Bushey Rail 5 minutes away, Buses 142/258 Grange Rd stop. Parking side street or HSBC bank in Haydens Rd close to the Hall.
I run regular workshops in this Brazilian dance, usually a Friday night or Sunday afternoon. Details will be published on here.
Learn some social dance steps for this fun dance from Brazil. It is one of the easier dances to get started with. Music is quiet happy and by end of the session, you will be able to dance some simple patterns. A typical Sunday session would be:
2pm-2.45pm Fundamental movements. In lines and then in couples
2.45pm-3.30pm- Developing some social dance patterns
3.30pm-Tea break/practice 10 minutes followed by guided practice time till 4.30pm
History of Forro
Forró (the music)
Forró, referring to the music and not the dance, encompasses today various musical styles. The musical style, which is at the origin of, and from which have grown out most musical styles today denoted as Forró, is the Forró of Luiz Gonzaga (and others such as Jackson do Pandeiro and Marinês).
This musical style, commonly called also Forró Pé-de-Serra, is usually based on a trio combination of an accordion (with a dry tuning, as opposed to the wet tunings used more commonly in Europe) and a rhythm section of a triangle and a zabumba (where the triangle keeps an ongoing pulse and the zabumba is responsible for the different syncopated rhythms in the Forró genre).

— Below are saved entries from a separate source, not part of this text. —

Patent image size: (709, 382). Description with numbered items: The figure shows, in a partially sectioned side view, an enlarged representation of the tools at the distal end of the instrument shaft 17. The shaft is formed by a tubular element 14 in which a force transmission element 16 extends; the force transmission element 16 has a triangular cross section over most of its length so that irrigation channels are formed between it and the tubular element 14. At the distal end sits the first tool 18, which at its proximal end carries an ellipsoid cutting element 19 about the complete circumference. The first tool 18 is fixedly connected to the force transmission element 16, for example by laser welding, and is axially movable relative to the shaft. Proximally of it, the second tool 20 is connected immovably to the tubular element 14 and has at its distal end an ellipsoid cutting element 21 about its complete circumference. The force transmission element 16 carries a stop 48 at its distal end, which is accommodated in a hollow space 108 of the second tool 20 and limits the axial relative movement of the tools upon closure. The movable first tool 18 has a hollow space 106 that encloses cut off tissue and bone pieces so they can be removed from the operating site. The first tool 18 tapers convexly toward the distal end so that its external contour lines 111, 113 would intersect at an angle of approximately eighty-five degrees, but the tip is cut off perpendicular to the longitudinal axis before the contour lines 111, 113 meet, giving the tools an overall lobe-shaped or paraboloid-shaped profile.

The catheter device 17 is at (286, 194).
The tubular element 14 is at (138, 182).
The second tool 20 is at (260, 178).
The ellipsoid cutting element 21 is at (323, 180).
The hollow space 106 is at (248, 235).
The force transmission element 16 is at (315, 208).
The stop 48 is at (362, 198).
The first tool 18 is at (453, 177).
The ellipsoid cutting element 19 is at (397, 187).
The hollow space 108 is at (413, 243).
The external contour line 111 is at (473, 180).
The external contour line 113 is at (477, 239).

This combination of instruments was defined as the base of Forró by Luiz Gonzaga. Before Gonzaga other combinations have been commonly used. The combination of triangle with accordion is a combination that has already existed in European folk music before and is also used in Cajun music in the United States. Forró thus conserves a format of a small ensemble with multiple (in this case two) percussionists, something that also used be common in Europe and the United States before the invention of the growth of the popularity of the drum set.
This combination of instruments serves rather as a base and is not fixed, incorporating sometimes other instruments such as fiddle, flute, pandeiro, bass, cavaquinho and acoustic guitar.

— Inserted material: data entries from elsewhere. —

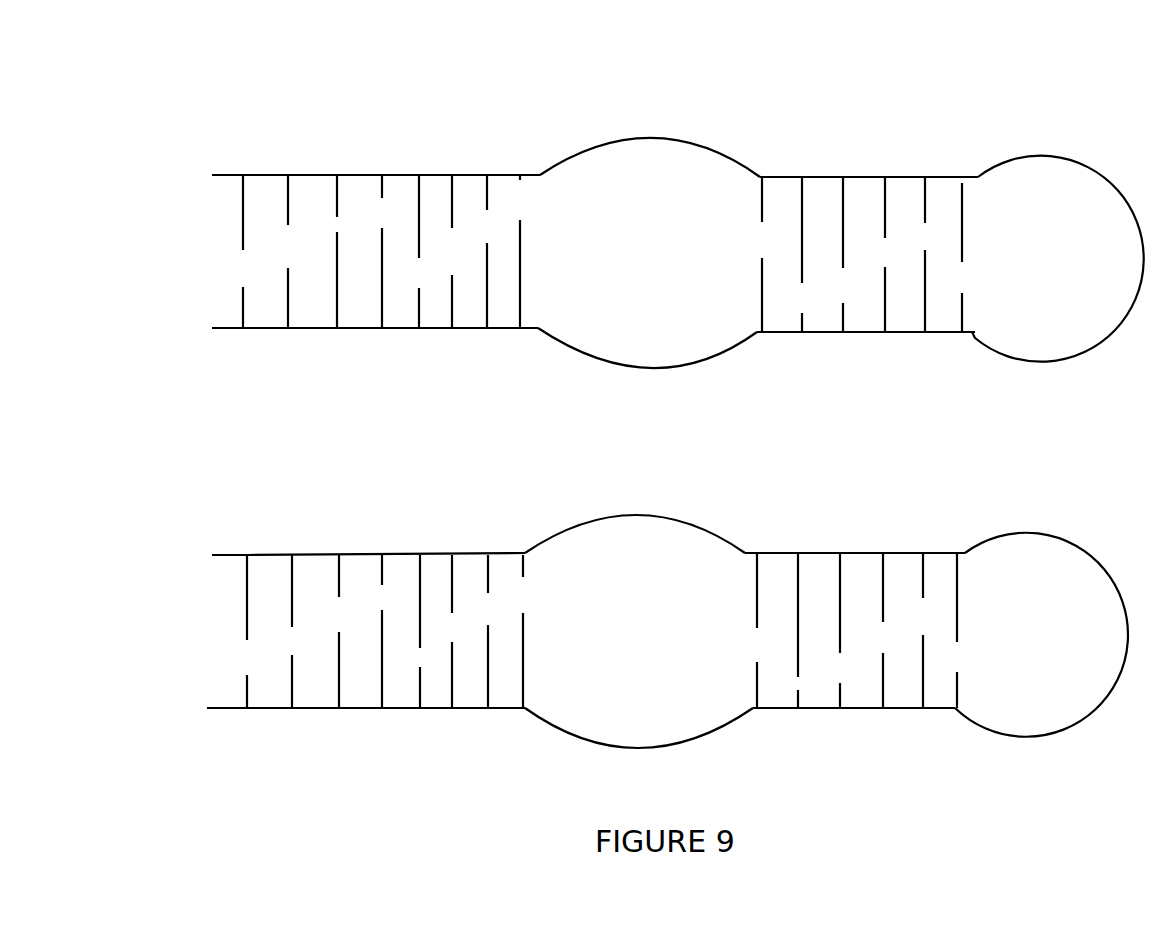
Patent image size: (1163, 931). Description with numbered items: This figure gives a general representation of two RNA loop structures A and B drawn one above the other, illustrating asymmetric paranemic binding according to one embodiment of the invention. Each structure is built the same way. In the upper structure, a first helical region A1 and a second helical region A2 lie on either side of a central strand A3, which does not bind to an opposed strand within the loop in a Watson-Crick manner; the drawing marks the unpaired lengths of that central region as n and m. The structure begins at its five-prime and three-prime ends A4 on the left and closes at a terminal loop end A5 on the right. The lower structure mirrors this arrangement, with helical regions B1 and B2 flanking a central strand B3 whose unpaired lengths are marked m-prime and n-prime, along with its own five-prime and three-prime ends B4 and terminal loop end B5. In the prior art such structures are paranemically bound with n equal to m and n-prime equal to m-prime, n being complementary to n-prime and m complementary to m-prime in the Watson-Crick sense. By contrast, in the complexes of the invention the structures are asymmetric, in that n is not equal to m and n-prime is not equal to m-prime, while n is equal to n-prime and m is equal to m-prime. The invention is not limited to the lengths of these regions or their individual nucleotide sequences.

The RNA loop structure A is at (902, 82).
The helical region A1 is at (357, 160).
The helical region A2 is at (863, 158).
The central strand A3 is at (688, 128).
The 5' and 3' ends A4 is at (172, 253).
The terminal loop end A5 is at (1080, 133).
The RNA loop structure B is at (847, 443).
The helical region B1 is at (350, 535).
The helical region B2 is at (845, 532).
The central strand B3 is at (695, 505).
The 5' and 3' ends B4 is at (208, 632).
The terminal loop end B5 is at (1075, 523).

The combination of zabumba and triangle is almost always part of the rhythm section of any Forró group.
The triangle keeps an ongoing pulse on all the four times of the (4/4) beat, while accentuating the third beat. In this sense, the function can be compared to the rhythm guitar or the hi-hat of the drum set in rock music, although the triangle accentuates the third beat more strongly with its high pitched metallic sound, being damped to give a fainter and drier sound on the other beats. The zabumba, which is played on both sides, on one side giving a grave sound and on the other a sharp whip-like sound, plays the syncopated rhythms essential to Forró.
From the melodic and harmonic point of view, Forró makes heavy use of the Escala nordestina (literally North-eastern scale), which could be characterised as being a mixture of the Lydian and Mixo-lydian modes. The North-eastern scale represents the basis of a large part of the more traditional Forró and the Forro Pé-de-Serra, in similar way as the blues scale is the basis for the music of the Mississippi Delta. The Escala nordestina is most evident in pieces such as Vem Morena, Baião of Luiz Gonzaga. The accordion is the typical melody instrument used in Forró, and is sometimes called the “Soul of Forró” or the “Soul of the Sertão”, referring the region where Forró has originated.

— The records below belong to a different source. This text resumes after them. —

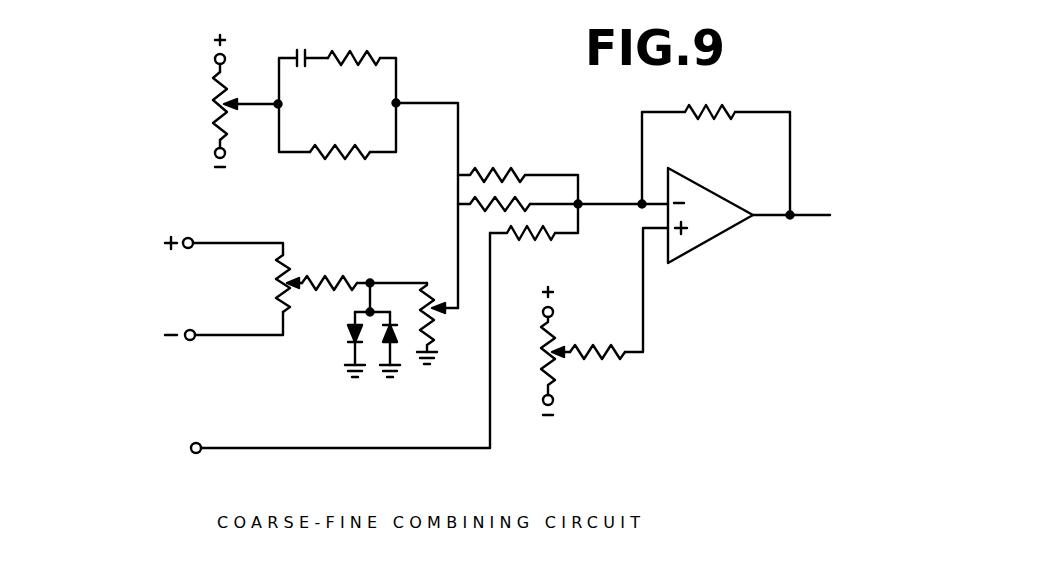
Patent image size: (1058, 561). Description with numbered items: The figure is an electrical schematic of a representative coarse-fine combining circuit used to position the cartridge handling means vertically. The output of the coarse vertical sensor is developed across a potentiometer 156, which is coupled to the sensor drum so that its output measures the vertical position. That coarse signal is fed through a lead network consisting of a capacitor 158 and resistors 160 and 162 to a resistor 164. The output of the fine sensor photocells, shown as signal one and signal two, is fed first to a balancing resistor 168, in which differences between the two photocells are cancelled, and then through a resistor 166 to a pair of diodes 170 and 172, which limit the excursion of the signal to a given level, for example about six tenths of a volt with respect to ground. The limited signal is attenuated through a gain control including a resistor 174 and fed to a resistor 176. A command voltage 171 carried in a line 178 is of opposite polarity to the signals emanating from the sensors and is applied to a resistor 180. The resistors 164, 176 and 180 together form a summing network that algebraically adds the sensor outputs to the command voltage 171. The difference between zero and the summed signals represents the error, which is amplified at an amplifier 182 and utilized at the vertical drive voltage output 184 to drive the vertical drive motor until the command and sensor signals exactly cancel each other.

The potentiometer 156 is at (222, 108).
The capacitor 158 is at (317, 29).
The resistor 160 is at (338, 50).
The resistor 162 is at (340, 152).
The resistor 164 is at (507, 170).
The resistor 166 is at (332, 274).
The balancing resistor 168 is at (278, 284).
The diode 170 is at (348, 338).
The diode 172 is at (398, 336).
The gain control resistor 174 is at (426, 306).
The resistor 176 is at (512, 200).
The line 178 is at (222, 456).
The command voltage 171 is at (187, 438).
The resistor 180 is at (551, 239).
The amplifier 182 is at (707, 238).
The vertical drive voltage output 184 is at (818, 230).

As Forró diversified away from its roots, it has incorporated other influences, and more significantly, diversified into quite distinct musical styles
Forro dancing styles are informally often grouped into two main “families”, simply for practical reasons: The older Nordestino (North-eastern) type of Forro and the Universitário (University) Forro that developed later in the South.
Nordestino forro is danced with the couple much closer together, with their legs often inter-twined and a characteristic sideways shuffle movement. Because of the intimacy, there are not as many step variations in this style.
Universitário forro, with its origins in the big southern cities of Brazil, is the more popular style outside of the north-east. Its basic step is forward-backwards – slightly similar to traditional Bolero or Salsa. With more space between the pair, many more moves, steps and turns are possible than in Nordestino styles. The more common steps include:
Dobradiça – the couple opens to the side;
Caminhada – simple step of the couple to the front or the back;
Comemoração – balancing step, with the man’s leg between the ladies’;
Giros – a variety of turns, both simple and ones involving both dancers;
Oito – a movement of both dancers around each other, side by side.
Universitário forro supposedly evolved from (and is still very similar to) the pé-de-serra/baião styles, while Nordestino is used to refer to the styles more like the original xote.